Al contrario, sin ser desdeñable, su última muestra de género se establece en atmósferas tributarias de obras-emblema y no se arriesga a exceder cánones que éstas marcaron hace décadas. La referencia más obvia la incluye Ellroy en una frase del protagonista, quien se revela como reencarnación de aquel policía honesto y algo expeditivo, con su propio y noble catálogo de principios, llamado SERPICO (1973), que el maestro Sidney Lumet revistió de sobriedad y agudeza. A partir de ésta, la herencia se multiplica y se evidencia en el fondo y en la forma. DUEÑOS DE LA CALLE contrarresta su falta de originalidad con buen pulso narrativo y un ritmo in crescendo al que van ajustándose los giros en la acción -o viceversa-. La figura del policía atormentado y algo alcohólico cuya honestidad queda cuestionada por su implicación involuntaria en las mismas sórdidas redes que su unidad pretende desactivar nos hace retroceder a esos viejos modelos sin dudarlo. Lo malo es que el hierático -sospechosamente traicionado por su cirujano plástico- Keanu Reeves es incapaz -no es una novedad- de transmitir una sola de las capas emocionales que se adivinan bajo el caparazón de violencia con el que actúa, que Pacino sí lograba dimensionar. El resto del reparto cumple con tipos estandarizados, modelos sin otro trasfondo que su mero servicio al discurrir de los hechos. Sólo la figura de Forest Whitaker enaltece un personaje que acaba revelándonos la tonalidad oscura y pesimista de la historia -"todos somos malos" confiesa con aire concluyente-.
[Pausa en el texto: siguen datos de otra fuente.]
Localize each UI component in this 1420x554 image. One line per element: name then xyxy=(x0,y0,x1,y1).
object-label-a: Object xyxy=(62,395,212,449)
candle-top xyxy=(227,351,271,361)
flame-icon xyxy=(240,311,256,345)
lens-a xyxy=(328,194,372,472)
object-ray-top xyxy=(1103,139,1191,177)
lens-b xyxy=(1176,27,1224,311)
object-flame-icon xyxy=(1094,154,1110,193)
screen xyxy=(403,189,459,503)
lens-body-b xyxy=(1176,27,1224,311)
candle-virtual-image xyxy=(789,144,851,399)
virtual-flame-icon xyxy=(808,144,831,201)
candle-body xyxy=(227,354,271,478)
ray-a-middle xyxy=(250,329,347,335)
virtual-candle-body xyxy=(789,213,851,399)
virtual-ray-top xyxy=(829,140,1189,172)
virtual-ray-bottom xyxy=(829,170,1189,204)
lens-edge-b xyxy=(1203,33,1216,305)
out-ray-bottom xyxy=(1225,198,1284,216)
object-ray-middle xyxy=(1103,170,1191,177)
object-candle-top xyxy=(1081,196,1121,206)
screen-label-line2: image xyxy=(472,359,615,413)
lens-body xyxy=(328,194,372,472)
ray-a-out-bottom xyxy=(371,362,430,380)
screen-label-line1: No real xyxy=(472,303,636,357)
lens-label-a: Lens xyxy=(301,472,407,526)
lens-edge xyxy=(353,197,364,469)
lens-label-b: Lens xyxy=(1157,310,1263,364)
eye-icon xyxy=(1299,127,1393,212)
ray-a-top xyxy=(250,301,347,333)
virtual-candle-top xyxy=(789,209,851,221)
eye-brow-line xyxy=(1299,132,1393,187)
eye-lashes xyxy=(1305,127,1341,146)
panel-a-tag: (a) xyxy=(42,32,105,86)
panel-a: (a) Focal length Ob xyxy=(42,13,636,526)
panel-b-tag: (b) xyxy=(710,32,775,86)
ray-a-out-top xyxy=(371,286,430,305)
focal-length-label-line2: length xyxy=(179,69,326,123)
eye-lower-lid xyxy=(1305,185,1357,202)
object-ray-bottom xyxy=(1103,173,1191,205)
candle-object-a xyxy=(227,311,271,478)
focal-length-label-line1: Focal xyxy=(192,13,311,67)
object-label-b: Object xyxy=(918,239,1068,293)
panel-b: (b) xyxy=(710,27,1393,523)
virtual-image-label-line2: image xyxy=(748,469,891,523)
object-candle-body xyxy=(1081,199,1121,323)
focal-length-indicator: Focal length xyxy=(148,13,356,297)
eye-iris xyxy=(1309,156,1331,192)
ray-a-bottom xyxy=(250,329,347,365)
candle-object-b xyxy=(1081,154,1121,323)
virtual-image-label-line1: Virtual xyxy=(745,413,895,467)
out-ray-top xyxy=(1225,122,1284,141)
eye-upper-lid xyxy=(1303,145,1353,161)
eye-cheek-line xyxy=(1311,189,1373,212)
Una historia que vuelve a refrescar la rivalidad entre legalidad y delincuencia, entre ambición e integridad, cuya línea separatoria es tan leve que puede traspasarse sin que en realidad calibremos los riesgos. David Ayer se esfuerza en ofrecer alguna lectura secundaria a un convencional frenesí por el que asoman los conflictos interraciales, la dudosa catadura moral de los protectores de la ley y, al fin, la victoria de un cierto orden ético en una sociedad podrida desde el momento en que sus máximos adalides se pliegan ante razones más materialistas. Todo esto regado con las consabidas sorpresas y retruécanos en una narración irrevocable, que no deja tomar aliento y conduce a su explosivo desenlace sin que nos cuestionemos el alcance de su propuesta.
Para incidir en lo abyecto de este submundo de extorsiones e hipocresías, nada mejor que un regusto televisivo en la planificación y el uso de la luz -también al recurrir al célebre Hugh Laurie-. Con la impresión de estar frente a un capítulo prolongado de cierta serie norteamericana, la cámara ampulosa de Ayer nos deja solos frente a tan hediondo panorama, pegándonos a los personajes, al cara a cara del héroe con la muerte, testimoniando con agilidad y desasosiego cuál es el precio que cada uno pone a su propia honradez. Por alto que sea.